In the meantime, libertarians could become more serious. Many regard liberty a natural state. It is not. Liberty is an achievement, fought for by those who believed in it. If libertarians are not prepared to kill and die in defense of liberty, they should be prepared to lose it. That is the clearest message that Harrington's book conveys to libertarians. That Marxists will kill and die to take away liberty is the clearest message of Wesson's book.

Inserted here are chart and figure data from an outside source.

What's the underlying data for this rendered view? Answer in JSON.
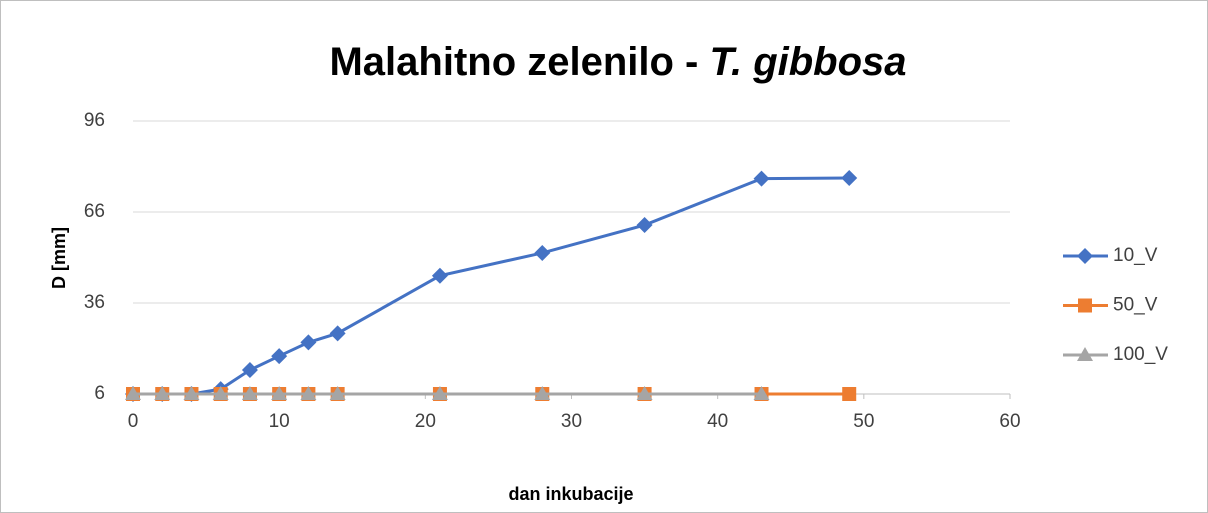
{
  "chart_data": {
    "type": "line",
    "title": [
      "Malahitno zelenilo - ",
      "T. gibbosa"
    ],
    "xlabel": "dan inkubacije",
    "ylabel": "D [mm]",
    "xlim": [
      0,
      60
    ],
    "xticks": [
      0,
      10,
      20,
      30,
      40,
      50,
      60
    ],
    "ylim": [
      6,
      96
    ],
    "yticks": [
      6,
      36,
      66,
      96
    ],
    "grid": true,
    "legend": "right",
    "series": [
      {
        "name": "10_V",
        "color": "#4472c4",
        "marker": "diamond",
        "x": [
          0,
          2,
          4,
          6,
          8,
          10,
          12,
          14,
          21,
          28,
          35,
          43,
          49
        ],
        "values": [
          6,
          6,
          6,
          7.6,
          13.9,
          18.5,
          23,
          26,
          45,
          52.5,
          61.7,
          77,
          77.2
        ]
      },
      {
        "name": "50_V",
        "color": "#ed7d31",
        "marker": "square",
        "x": [
          0,
          2,
          4,
          6,
          8,
          10,
          12,
          14,
          21,
          28,
          35,
          43,
          49
        ],
        "values": [
          6,
          6,
          6,
          6,
          6,
          6,
          6,
          6,
          6,
          6,
          6,
          6,
          6
        ]
      },
      {
        "name": "100_V",
        "color": "#a5a5a5",
        "marker": "triangle",
        "x": [
          0,
          2,
          4,
          6,
          8,
          10,
          12,
          14,
          21,
          28,
          35,
          43
        ],
        "values": [
          6,
          6,
          6,
          6,
          6,
          6,
          6,
          6,
          6,
          6,
          6,
          6
        ]
      }
    ]
  }
}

In thinking over these books, I am left with the provocative thought that the net social product of a class of intellectuals is negative. The general welfare would increase if this class were paid not to write and speak. The products of intellectuals are social problems, which they discover and market to earn their living. Without this class to stir up discontent, envy, and hatred, people might go about their business of cultivating their own gardens, of earning their incomes, tending to their families, and being civil to one another. Government would certainly be smaller. Wesson would probably agree with this thought. It would go against Harrington's grain, but if not even Marx understood Marxism, what defense of intellectuals can Harrington offer?

Intellectuals generate enormous social costs by socializing personal problems. Just as in the case of pollution, some way must be found to internalize these costs. Perhaps the only way is to open legal recourse to the victims. The intellectuals and their coterie of regulators, IRS agents, liberal judges, parole boards, and bleeding hearts are the true criminals of our time. In self defense, peaceful individuals must find some way of protecting themselves against them.

Dr. Roberts is the author of Marx's Theory of Exchange, Alienation, and Crisis and Alienation and the Soviet Economy.